Movimentos Corporativos no Setor Financeiro

O segmento bancário apresentou desempenho sólido, impulsionado por desdobramentos estratégicos de fusões e aquisições. O Commerzbank subiu 3% e o UniCredit avançou 2,4%. A valorização reflete a decisão do CEO do banco alemão de solicitar aos acionistas a rejeição formal da proposta de aquisição apresentada pela instituição italiana, preservando a governança independente.

O que isso significa para o investidor

Para o alocador brasileiro, a redução do estresse logístico global e a melhora no apetite por risco na Europa funcionam como termômetro de fluxo de capitais.
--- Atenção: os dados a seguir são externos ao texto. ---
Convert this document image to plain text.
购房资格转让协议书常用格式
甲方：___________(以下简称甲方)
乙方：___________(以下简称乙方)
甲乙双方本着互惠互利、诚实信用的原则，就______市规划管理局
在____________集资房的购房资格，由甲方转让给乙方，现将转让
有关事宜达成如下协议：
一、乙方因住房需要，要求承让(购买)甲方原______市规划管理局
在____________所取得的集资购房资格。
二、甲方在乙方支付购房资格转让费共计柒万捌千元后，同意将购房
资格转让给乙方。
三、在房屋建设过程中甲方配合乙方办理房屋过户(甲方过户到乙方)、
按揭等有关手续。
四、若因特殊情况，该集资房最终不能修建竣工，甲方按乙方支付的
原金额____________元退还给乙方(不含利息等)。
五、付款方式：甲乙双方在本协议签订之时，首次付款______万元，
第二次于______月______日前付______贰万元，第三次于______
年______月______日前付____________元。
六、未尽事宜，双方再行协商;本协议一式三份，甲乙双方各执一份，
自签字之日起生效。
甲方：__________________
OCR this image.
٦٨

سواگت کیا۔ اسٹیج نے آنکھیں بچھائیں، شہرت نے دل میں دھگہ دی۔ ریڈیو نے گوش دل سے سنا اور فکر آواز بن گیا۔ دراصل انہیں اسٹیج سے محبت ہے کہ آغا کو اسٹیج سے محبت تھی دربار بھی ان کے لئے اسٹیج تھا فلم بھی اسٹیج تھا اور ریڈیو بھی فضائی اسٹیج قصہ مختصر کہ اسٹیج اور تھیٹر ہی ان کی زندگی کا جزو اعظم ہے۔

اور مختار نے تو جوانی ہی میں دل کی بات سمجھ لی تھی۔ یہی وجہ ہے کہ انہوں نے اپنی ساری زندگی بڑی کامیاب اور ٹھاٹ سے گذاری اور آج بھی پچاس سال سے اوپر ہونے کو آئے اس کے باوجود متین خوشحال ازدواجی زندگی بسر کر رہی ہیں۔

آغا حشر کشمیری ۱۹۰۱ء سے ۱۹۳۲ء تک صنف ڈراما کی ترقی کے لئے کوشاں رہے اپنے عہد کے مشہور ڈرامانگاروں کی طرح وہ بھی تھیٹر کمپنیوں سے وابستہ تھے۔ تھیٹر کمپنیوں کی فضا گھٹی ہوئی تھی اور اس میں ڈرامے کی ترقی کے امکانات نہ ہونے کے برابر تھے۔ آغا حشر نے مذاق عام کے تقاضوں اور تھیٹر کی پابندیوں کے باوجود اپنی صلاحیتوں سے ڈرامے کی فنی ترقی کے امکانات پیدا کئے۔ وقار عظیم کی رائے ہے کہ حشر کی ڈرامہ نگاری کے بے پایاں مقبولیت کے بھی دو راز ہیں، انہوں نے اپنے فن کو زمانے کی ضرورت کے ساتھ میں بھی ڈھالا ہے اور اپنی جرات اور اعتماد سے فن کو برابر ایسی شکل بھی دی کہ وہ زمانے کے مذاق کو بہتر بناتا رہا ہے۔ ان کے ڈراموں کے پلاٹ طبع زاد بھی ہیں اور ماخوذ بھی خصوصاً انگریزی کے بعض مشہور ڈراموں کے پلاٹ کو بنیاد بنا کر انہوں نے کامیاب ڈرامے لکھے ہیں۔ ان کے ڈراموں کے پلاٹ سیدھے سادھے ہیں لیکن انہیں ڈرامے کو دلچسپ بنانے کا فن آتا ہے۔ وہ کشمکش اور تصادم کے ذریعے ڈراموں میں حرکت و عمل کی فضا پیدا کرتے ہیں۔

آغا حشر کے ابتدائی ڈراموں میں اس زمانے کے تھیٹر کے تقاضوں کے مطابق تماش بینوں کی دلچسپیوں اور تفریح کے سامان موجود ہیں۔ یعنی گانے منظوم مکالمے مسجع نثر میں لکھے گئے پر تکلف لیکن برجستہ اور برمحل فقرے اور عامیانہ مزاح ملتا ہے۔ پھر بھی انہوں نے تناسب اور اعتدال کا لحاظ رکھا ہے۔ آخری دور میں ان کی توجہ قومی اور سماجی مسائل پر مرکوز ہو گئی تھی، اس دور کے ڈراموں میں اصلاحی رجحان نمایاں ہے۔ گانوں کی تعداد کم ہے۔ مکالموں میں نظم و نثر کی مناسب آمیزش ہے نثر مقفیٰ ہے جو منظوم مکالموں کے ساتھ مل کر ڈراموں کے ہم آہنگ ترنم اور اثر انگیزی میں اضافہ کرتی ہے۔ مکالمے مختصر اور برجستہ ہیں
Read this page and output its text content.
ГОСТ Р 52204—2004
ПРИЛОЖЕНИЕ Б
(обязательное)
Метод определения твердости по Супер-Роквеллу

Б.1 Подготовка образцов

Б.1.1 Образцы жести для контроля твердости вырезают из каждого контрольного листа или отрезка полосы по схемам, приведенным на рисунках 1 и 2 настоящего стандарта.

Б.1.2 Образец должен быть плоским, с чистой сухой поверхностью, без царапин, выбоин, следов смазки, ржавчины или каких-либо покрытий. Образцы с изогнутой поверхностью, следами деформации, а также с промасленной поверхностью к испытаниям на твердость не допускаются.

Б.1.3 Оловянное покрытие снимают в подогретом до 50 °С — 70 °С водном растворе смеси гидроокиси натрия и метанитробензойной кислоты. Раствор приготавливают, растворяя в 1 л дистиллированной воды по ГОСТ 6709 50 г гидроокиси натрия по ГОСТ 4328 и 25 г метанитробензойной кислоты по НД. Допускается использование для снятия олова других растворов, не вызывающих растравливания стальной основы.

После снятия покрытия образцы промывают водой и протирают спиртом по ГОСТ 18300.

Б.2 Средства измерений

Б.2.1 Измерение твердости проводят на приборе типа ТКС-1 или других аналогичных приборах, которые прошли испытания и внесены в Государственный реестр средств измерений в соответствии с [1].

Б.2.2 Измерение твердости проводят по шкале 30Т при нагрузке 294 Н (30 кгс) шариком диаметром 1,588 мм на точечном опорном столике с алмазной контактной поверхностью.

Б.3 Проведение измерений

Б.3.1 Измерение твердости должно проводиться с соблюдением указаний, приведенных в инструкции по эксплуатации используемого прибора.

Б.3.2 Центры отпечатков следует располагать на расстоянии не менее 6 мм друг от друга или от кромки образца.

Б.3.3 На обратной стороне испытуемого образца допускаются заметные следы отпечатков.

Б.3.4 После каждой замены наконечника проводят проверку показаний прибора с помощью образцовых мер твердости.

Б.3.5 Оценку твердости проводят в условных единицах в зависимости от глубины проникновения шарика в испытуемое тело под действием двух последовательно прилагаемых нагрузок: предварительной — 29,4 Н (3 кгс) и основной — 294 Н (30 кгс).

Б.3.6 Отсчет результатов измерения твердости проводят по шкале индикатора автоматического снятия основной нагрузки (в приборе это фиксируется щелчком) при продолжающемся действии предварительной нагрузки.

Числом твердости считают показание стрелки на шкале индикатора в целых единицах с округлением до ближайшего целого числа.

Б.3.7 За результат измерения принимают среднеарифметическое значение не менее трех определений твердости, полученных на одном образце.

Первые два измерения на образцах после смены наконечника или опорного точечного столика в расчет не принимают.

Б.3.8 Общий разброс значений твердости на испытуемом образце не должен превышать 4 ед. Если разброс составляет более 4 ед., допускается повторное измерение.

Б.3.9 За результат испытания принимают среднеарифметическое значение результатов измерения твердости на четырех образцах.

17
Cenários de estabilização no preço de commodities e contenção de conflitos tendem a facilitar a migração de recursos para mercados emergentes, oferecendo suporte à liquidez da B3 e à dinâmica cambial. Por outro lado, a persistência de taxas de juros restritivas nos principais bancos centrais eleva o custo de oportunidade e pode limitar múltiplos de avaliação. O investidor deve acompanhar a correlação entre a curva de juros futura, a expectativa para o câmbio e a exposição de empresas nacionais ao cenário internacional.

Riscos em Monitoramento

  • Rompimento nas tratativas de paz ou reversão no acordo diplomático entre EUA e Irã, o que fecharia novamente o Estreito de Ormuz e pressionaria os custos globais de frete e energia.
  • Manutenção de dados inflacionários acima das metas nos principais blocos, forçando um ciclo de juros mais longo e restritivo.
  • Escalada de litígios regulatórios na tentativa de aquisição do Commerzbank, gerando volatilidade idiossincrática no setor bancário.

Perspectiva e Próximos Passos

O calendário econômico dos próximos dias concentrará a volatilidade. A divulgação da versão final do texto do acordo entre EUA e Irã pelo Paquistão, prevista para quinta-feira, atuará como catalisador geopolítico imediato. Paralelamente, o mercado avaliará o impacto dos dados de inflação nas decisões do BCE para junho e aguardará os resultados da Nvidia para calibrar o apetite pelo setor de tecnologia. O monitoramento contínuo desses vetores será essencial para ajustar carteiras aos novos patamares de risco.